Это солдат, достаточно храбрый, чтобы сказать Ослепленному славой миру, что «война — это ад»: Любящий мир, он смотрит за пределы раздора И скачет через ад, чтобы спасти жизнь своей страны.
Отбил грустный глухой барабан; Последняя татуировка солдата; Больше на параде Жизни не встретимся; Храбрые и падшие немногие. В вечном кемпинге Славы; Их безмолвные шатры раскинуты, И Слава караулит, с торжественным обходом; Бивак мертвецов.
Жить со славой или со славой умереть, Это удел храбреца.
Когда Смерть излила забвение в мои вены И привела меня домой, как и всех, чтобы лечь В тот огромный дом, общий для рабов и танов, Я не умру, я не умру совсем, Ибо красота, рожденная красотой - что остается.
Ой! вырванный в расцвете красоты, На тебя не будет нажимать тяжелая могила; Но на твоем газоне розы поднимут свои листья, самые ранние в году.
Если я знаю, что буду как ангел и более того; если я увижу все, что сделал Бог; если он признает меня своим сыном и прославит меня в своем присутствии, я не убоюсь умереть и не убоюсь могилы, где когда-то лежал Христос.
Из всех преступлений самое худшее - Украсть славу У великих и храбрых, Еще более проклятых, Чем ограбить могилу.
Я поступил на флот с большой мечтой стать морским солдатом и отправиться на войну. Либо я умру от этой гноящейся раны — потому что отказываюсь от ампутации руки, — либо я оправлюсь от нее и останусь солдатом. У меня есть шанс один к двум, и я ставлю на него свою жизнь!
Должен ли я спросить храброго солдата, который сражается рядом со мной Во имя человечества, если наши убеждения совпадают?
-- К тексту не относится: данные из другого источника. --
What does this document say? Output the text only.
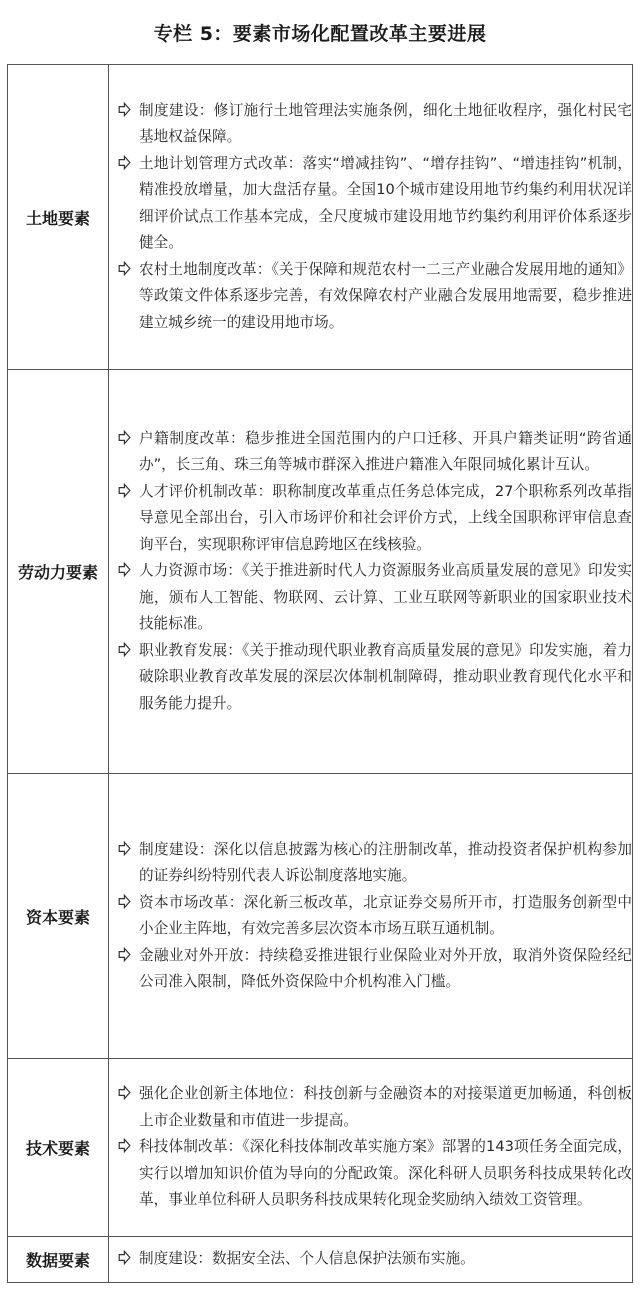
专栏 5：要素市场化配置改革主要进展
土地要素	制度建设：修订施行土地管理法实施条例，细化土地征收程序，强化村民宅基地权益保障。
土地计划管理方式改革：落实“增减挂钩”、“增存挂钩”、“增违挂钩”机制，精准投放增量，加大盘活存量。全国10个城市建设用地节约集约利用状况详细评价试点工作基本完成，全尺度城市建设用地节约集约利用评价体系逐步健全。
农村土地制度改革：《关于保障和规范农村一二三产业融合发展用地的通知》等政策文件体系逐步完善，有效保障农村产业融合发展用地需要，稳步推进建立城乡统一的建设用地市场。

劳动力要素	户籍制度改革：稳步推进全国范围内的户口迁移、开具户籍类证明“跨省通办”，长三角、珠三角等城市群深入推进户籍准入年限同城化累计互认。
人才评价机制改革：职称制度改革重点任务总体完成，27个职称系列改革指导意见全部出台，引入市场评价和社会评价方式，上线全国职称评审信息查询平台，实现职称评审信息跨地区在线核验。
人力资源市场：《关于推进新时代人力资源服务业高质量发展的意见》印发实施，颁布人工智能、物联网、云计算、工业互联网等新职业的国家职业技术技能标准。
职业教育发展：《关于推动现代职业教育高质量发展的意见》印发实施，着力破除职业教育改革发展的深层次体制机制障碍，推动职业教育现代化水平和服务能力提升。

资本要素	制度建设：深化以信息披露为核心的注册制改革，推动投资者保护机构参加的证券纠纷特别代表人诉讼制度落地实施。
资本市场改革：深化新三板改革，北京证券交易所开市，打造服务创新型中小企业主阵地，有效完善多层次资本市场互联互通机制。
金融业对外开放：持续稳妥推进银行业保险业对外开放，取消外资保险经纪公司准入限制，降低外资保险中介机构准入门槛。

技术要素	强化企业创新主体地位：科技创新与金融资本的对接渠道更加畅通，科创板上市企业数量和市值进一步提高。
科技体制改革：《深化科技体制改革实施方案》部署的143项任务全面完成，实行以增加知识价值为导向的分配政策。深化科研人员职务科技成果转化改革，事业单位科研人员职务科技成果转化现金奖励纳入绩效工资管理。

数据要素	制度建设：数据安全法、个人信息保护法颁布实施。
Это не праздник воинской славы или воинской славы; в этот день не присутствует ни парадная помпезность воинственных завоеваний, ни слава братоубийственной борьбы. Он посвящен миру, цивилизации и победам промышленности. Это демонстрация братства и предвестник лучшего века — более рыцарского времени, когда труд будет лучше всего почитаться и хорошо вознаграждаться.
Я верю, что Бог оплакивает... смерть. Иисус плакал у гроба Лазаря. В Библии Иисус плачет при смерти.
Эти огни, это сияние, эти сгустки человеческих надежд, диких желаний — я возьму эти огни в свои пальцы. Я сделаю их яркими, и независимо от того, сияют они или нет, именно в этих пальцах они добьются успеха или потерпят неудачу.
Если я умру в Атланте, моя работа тогда только начнется, но я буду жить, в физическом или духовном плане, чтобы увидеть день славы Африки.
[Хотя] смерть может быть темным проходом; оно ведет к бессмертию, и это достаточное вознаграждение за страдания от него. И все же вера освещает нас даже через могилу... И в этом утешение добрых, и могила не может их удержать, и они живут, как умирают. Ибо смерть есть не что иное, как переход нас из времени в вечность.
Когда наши души покинут это жилище, слава одного справедливого и добродетельного деяния превыше всех щитов на нашей могиле или шелковых знамен над нами.
я умру, читая; так как моя книга и могила так близко.